Тахир сам «отработал» трое суток на площади Брежнева, у Дома правительства, ловил, вязал и избивал, иногда сам защищался от нападений, иногда спасался. Студенты из Казгуграда (студенческого городка в верховьях Алма-Аты, чье население на девяносто процентов состояло из аульской неграмотной бедноты, ненавидевшей и сам город, и власти; и пришлось уже Тахиру вникать: сами они, восставшие, были выходцами с нищего севера, племена так называемого Младшего Жуза, веками воевавшего с южным, оседлым и богатым Старшим Жузом) действительно шли под крики об оскорбленном национальном чувстве — как же, русского Колбина вместо татарина Кунаева поставили, но их ярость, бешенство, жажда крови не имели никаких видимых объяснений. Тахиру разъясняли «умные люди», что Кунаев был ставленником южан и северяне требовали прихода своего, — а им был молодой, свежеиспеченный Председатель Совета Министров Назарбаев. В результате через пару лет идиотского маскарада с Колбиным он и пришел к власти. Но уже все в столице увидели кровь, видели, как раздирали, топтали, давили и жгли славян. Казахи запомнили, как на площади войска (советские русские войска) избивали и бросали мертвыми в штабеля на грузовиках их детей, — и забыть это, особенно в смутное, злобное, яростное время, было бы невозможным усилием. Уже не вытравить.

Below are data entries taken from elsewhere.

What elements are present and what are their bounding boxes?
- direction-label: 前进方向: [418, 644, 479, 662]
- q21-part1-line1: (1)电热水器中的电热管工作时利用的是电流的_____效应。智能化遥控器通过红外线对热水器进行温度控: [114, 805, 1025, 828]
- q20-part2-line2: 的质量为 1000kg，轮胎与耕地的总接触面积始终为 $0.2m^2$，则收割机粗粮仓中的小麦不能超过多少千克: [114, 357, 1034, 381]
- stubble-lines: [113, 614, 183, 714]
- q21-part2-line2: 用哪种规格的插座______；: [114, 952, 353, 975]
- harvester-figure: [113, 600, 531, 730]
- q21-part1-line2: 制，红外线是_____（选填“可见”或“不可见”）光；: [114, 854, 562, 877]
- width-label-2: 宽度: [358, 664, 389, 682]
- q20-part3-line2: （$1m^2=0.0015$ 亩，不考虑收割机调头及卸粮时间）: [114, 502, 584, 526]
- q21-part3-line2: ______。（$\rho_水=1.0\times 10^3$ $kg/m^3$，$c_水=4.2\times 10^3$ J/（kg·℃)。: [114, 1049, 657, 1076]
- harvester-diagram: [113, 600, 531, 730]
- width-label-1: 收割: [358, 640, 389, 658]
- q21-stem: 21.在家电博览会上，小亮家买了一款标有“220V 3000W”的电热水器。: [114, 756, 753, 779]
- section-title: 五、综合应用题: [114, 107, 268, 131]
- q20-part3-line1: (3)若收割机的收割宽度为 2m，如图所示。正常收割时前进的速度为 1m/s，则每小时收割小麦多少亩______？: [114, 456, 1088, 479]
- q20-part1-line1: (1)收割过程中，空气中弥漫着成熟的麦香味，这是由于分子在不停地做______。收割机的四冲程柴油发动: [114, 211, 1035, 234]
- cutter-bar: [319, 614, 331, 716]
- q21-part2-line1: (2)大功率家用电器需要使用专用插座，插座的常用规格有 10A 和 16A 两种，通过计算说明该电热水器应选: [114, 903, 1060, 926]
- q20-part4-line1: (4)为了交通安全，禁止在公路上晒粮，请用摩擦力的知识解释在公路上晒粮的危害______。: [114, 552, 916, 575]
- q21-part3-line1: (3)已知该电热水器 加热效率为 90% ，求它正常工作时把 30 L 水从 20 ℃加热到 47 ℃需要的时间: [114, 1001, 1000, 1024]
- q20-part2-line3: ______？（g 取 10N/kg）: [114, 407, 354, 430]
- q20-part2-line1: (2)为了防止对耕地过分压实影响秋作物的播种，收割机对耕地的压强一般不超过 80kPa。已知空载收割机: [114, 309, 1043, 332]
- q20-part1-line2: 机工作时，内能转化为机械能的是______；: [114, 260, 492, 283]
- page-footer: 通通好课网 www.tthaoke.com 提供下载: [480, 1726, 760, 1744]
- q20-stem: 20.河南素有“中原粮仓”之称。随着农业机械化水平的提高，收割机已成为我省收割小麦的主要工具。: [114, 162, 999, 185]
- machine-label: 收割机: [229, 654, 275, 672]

…Им тогда пришлось остановиться в гостинице. Его мать не пустила Марину на порог, отказалась взглянуть на ребенка, — и Тахир, сам же вознегодовав, наорал и замахнулся на жену, когда попыталась словами (ругательными) излить обиду на его мать. А с утра мимо гостиницы шли эти толпы, орали, пара милиционеров, избитых, в лужах крови валялись у входа в гостиницу. И все ждали, что юнцы ворвутся сюда. И было очень холодно в то утро, — плакал месячный Тимурка, а Марина не могла этого заметить, сама ревела и кричала. У нее пропало молоко.
Он запрещал, а она улизнула, вечером побежала куда-то. Он за ней. Оказалось — в госпиталь, подружки сообщили, что ее детдомовский приятель убит. Живой был тот Валерка, просто работал парикмахером в ателье на Тимирязева — как раз напротив КазГУ и комплекса общежитий. Днем ничего не понял, не удрал, вечером, после смены, на него навалилась толпа, бритвенными лезвиями исполосовала лицо и тело (выглядело страшно, хотя по сути, как вслух заметил Тахир, парню повезло — и глаза, и нос, и уши, и подвески мужские, все осталось торчать, лишь кое-что для прочности подшили). А парень, увидев Тахира, забился в корчах — шок был у него, решил, что азиаты пришли дорезать… Он сказал жене, что тот немного свихнулся, а Марина закричала: «Я ведь тоже боюсь! Я всех здесь боюсь! Кто из казахов нормальный? Кто не набросится? Ты знаешь?..»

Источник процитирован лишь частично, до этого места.